A former Tory councillor joined together with Jeremy Corbyn’s brother Piers and housing campaigners to take on Southwark Council in a legal battle last week.
Before Toby Eckersley stepped down from being a veteran Conservative councillor last year, he heard Aylesbury leaseholders put their case to the council about the proposed compulsory purchase orders (CPO) on their homes in order to knock the estate down and rebuild it.
Last week he joined the leaseholders at a public inquiry as they legally objected to the CPOs.
As a homeowner who previously battled all the way to the Court of Appeal to save his own property, Mr Eckersley was happy to lend his experience to the objectors, who were initially “out-gunned” with no legal representation up against the council’s barrister.
“I have to say it’s been interesting sharing a view with Piers Corbyn,” said Mr Eckersley, who has remained a “good Tory” throughout, sticking to his belief in property rights and the protection of home ownership.

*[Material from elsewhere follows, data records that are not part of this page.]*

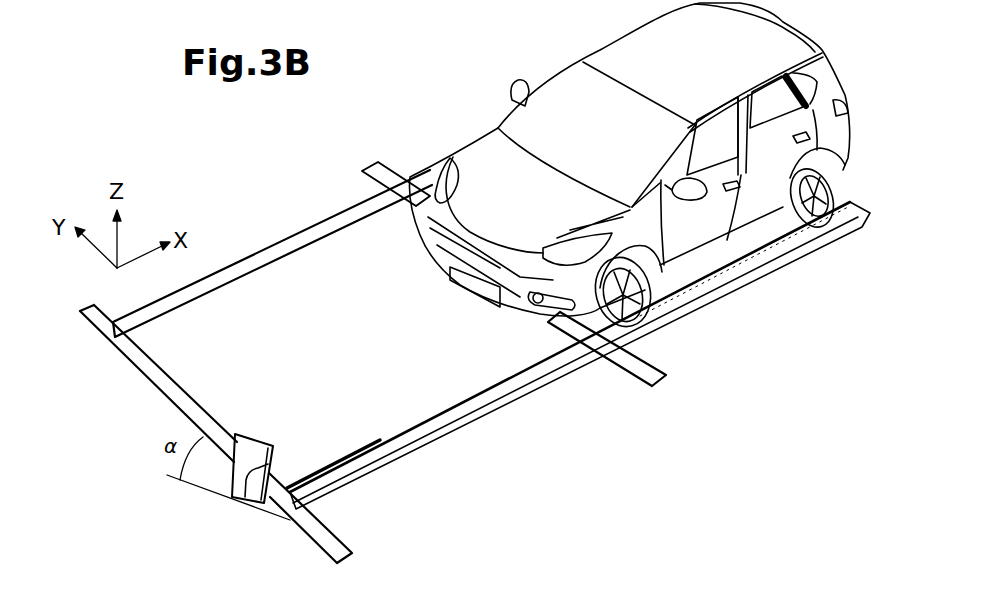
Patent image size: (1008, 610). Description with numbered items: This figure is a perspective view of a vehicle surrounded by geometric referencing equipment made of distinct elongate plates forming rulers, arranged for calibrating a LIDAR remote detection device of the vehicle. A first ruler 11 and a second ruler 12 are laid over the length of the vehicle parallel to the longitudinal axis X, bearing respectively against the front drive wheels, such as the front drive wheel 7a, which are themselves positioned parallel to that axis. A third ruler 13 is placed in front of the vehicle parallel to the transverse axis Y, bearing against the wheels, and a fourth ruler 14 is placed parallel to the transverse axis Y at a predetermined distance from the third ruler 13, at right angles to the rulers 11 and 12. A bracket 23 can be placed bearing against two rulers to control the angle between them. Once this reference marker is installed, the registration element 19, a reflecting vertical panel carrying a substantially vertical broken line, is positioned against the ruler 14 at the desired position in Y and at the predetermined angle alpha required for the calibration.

The front drive wheel 7a is at (655, 287).
The first ruler 11 is at (487, 413).
The second ruler 12 is at (282, 247).
The third ruler 13 is at (390, 155).
The fourth ruler 14 is at (150, 373).
The registration element 19 is at (233, 498).
The bracket 23 is at (320, 468).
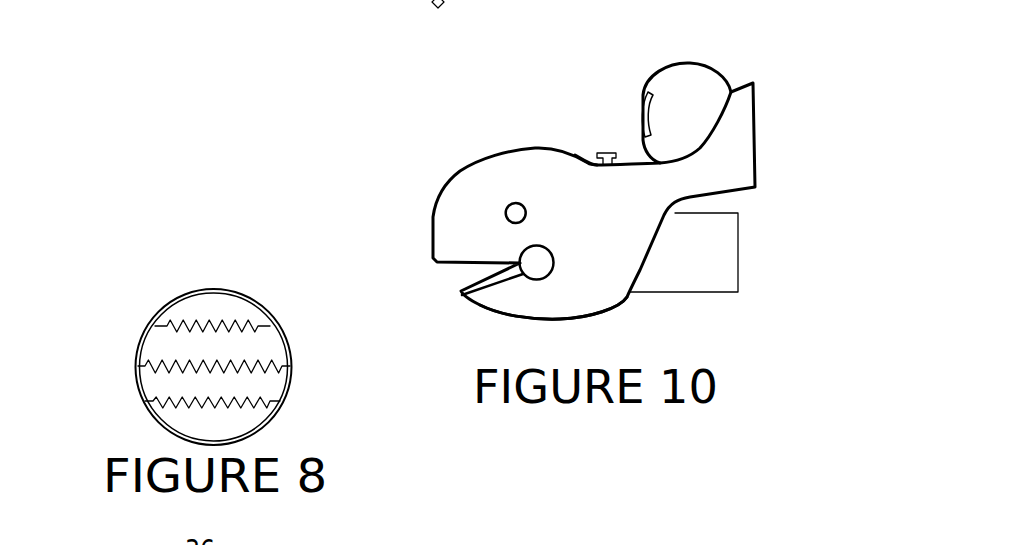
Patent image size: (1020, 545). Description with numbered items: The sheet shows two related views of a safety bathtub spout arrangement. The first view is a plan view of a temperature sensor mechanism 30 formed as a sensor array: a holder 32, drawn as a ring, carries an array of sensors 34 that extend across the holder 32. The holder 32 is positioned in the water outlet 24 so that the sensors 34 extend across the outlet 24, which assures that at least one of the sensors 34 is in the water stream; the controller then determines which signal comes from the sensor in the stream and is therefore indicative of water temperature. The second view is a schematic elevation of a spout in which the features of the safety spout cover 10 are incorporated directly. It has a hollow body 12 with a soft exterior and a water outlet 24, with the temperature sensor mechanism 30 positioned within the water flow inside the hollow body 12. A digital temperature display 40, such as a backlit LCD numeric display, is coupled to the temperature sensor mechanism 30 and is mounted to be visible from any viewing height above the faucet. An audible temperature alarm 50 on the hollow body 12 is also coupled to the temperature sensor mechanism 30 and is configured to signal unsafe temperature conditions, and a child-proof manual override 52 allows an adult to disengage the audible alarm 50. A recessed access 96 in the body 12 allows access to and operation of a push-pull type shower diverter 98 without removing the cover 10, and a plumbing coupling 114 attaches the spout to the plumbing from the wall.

In FIG. 8, the temperature sensor mechanism 30 is at (123, 303).
In FIG. 8, the holder 32 is at (264, 308).
In FIG. 8, the sensors 34 is at (186, 323).
In FIG. 10, the spout cover 10 is at (482, 128).
In FIG. 10, the hollow body 12 is at (598, 220).
In FIG. 10, the water outlet 24 is at (537, 320).
In FIG. 10, the digital temperature display 40 is at (640, 105).
In FIG. 10, the audible temperature alarm 50 is at (538, 266).
In FIG. 10, the manual override 52 is at (516, 203).
In FIG. 10, the recessed access 96 is at (583, 158).
In FIG. 10, the push-pull type shower diverter 98 is at (605, 153).
In FIG. 10, the plumbing coupling 114 is at (713, 268).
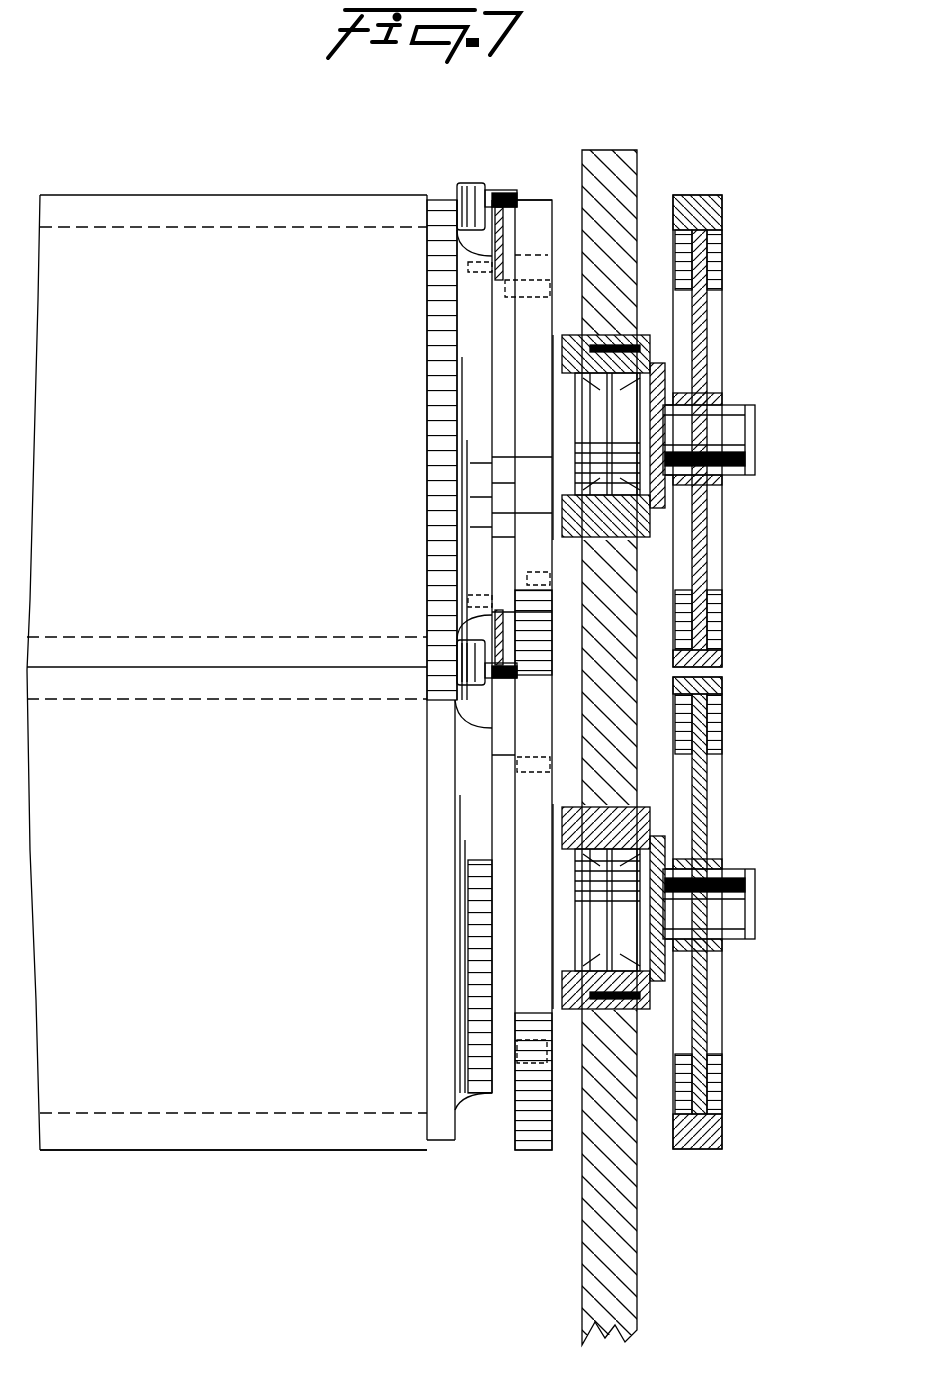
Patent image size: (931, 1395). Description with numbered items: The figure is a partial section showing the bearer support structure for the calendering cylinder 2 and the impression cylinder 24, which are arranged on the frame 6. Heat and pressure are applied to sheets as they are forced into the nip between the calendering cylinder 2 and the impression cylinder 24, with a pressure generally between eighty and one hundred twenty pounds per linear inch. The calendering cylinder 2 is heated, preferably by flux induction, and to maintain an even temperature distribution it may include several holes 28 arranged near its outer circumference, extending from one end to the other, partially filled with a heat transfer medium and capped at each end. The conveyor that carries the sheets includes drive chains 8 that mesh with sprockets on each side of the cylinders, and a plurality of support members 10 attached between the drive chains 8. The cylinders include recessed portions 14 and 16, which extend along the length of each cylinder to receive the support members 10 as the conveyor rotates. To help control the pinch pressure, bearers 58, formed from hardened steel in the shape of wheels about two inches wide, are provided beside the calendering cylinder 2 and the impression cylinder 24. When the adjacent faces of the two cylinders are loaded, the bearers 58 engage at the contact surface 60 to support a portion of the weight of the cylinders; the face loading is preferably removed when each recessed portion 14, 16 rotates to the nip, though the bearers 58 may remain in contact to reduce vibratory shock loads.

The calendering cylinder 2 is at (256, 246).
The frame 6 is at (628, 1228).
The drive chains 8 is at (509, 194).
The support members 10 is at (468, 176).
The recessed portion 14 is at (212, 655).
The recessed portion 16 is at (232, 697).
The impression cylinder 24 is at (130, 1095).
The holes 28 is at (530, 292).
The bearers 58 is at (537, 550).
The contact surface 60 is at (530, 672).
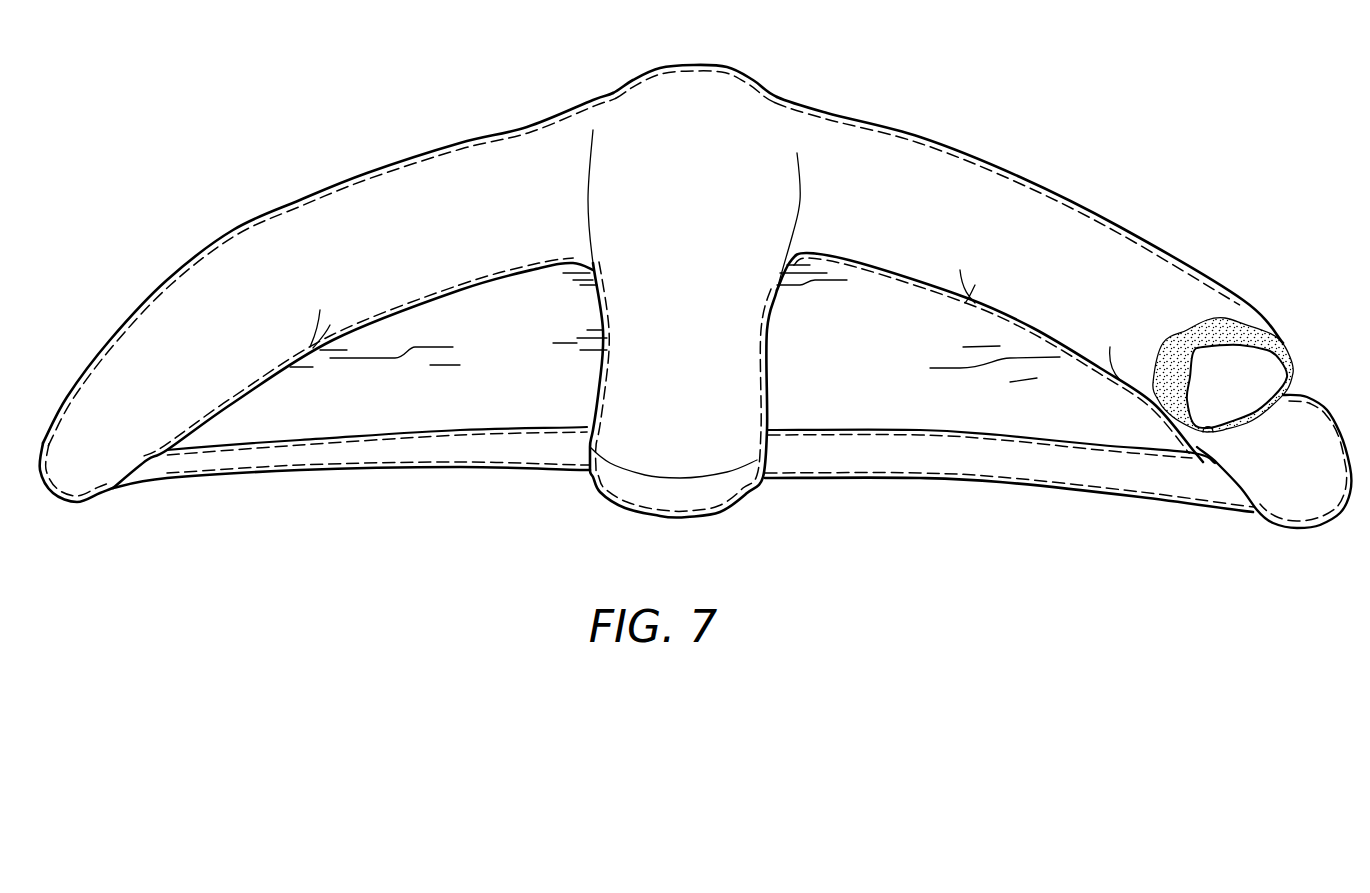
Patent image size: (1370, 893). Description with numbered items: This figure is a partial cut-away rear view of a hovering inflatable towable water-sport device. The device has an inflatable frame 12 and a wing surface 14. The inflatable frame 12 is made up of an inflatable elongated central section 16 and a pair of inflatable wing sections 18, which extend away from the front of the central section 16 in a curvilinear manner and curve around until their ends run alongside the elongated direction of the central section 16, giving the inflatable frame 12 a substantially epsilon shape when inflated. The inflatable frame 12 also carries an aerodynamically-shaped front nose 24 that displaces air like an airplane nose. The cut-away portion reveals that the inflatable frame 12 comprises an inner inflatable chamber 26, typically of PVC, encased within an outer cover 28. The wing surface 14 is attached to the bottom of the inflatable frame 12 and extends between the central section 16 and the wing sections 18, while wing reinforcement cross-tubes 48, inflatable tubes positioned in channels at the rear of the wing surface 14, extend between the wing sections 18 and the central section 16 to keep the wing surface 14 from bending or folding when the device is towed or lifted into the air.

The objectors argued at the two and a half day hearing that the estate should be refurbished and that the original decision to demolish was invalid, because councillors in 2005 did not have all the information necessary to compare the two options.
The council’s barrister argued regeneration followed the mandate of the Aylesbury Area Action Plan – the planning blue print for the area – and that previous planning inspectors had found in favour of regeneration over refurbishment.
The 35percent campaign, who blog about new developments meeting Southwark’s quota of social housing, claimed a victory during the hearing as their evidence resulted in a tight definition of what constitutes social rent being written into the legal agreement for the development.
“They achieved something on behalf of the objectors and the wider public,” said Mr Eckersley. “One cannot drive out people on low income from central London, that’s not right and I have some sympathy with that point of view.”
The planning inspector will make a recommendation to the Secretary of State, who will then authorise or block the compulsory purchase orders, with a decision likely in four to five months.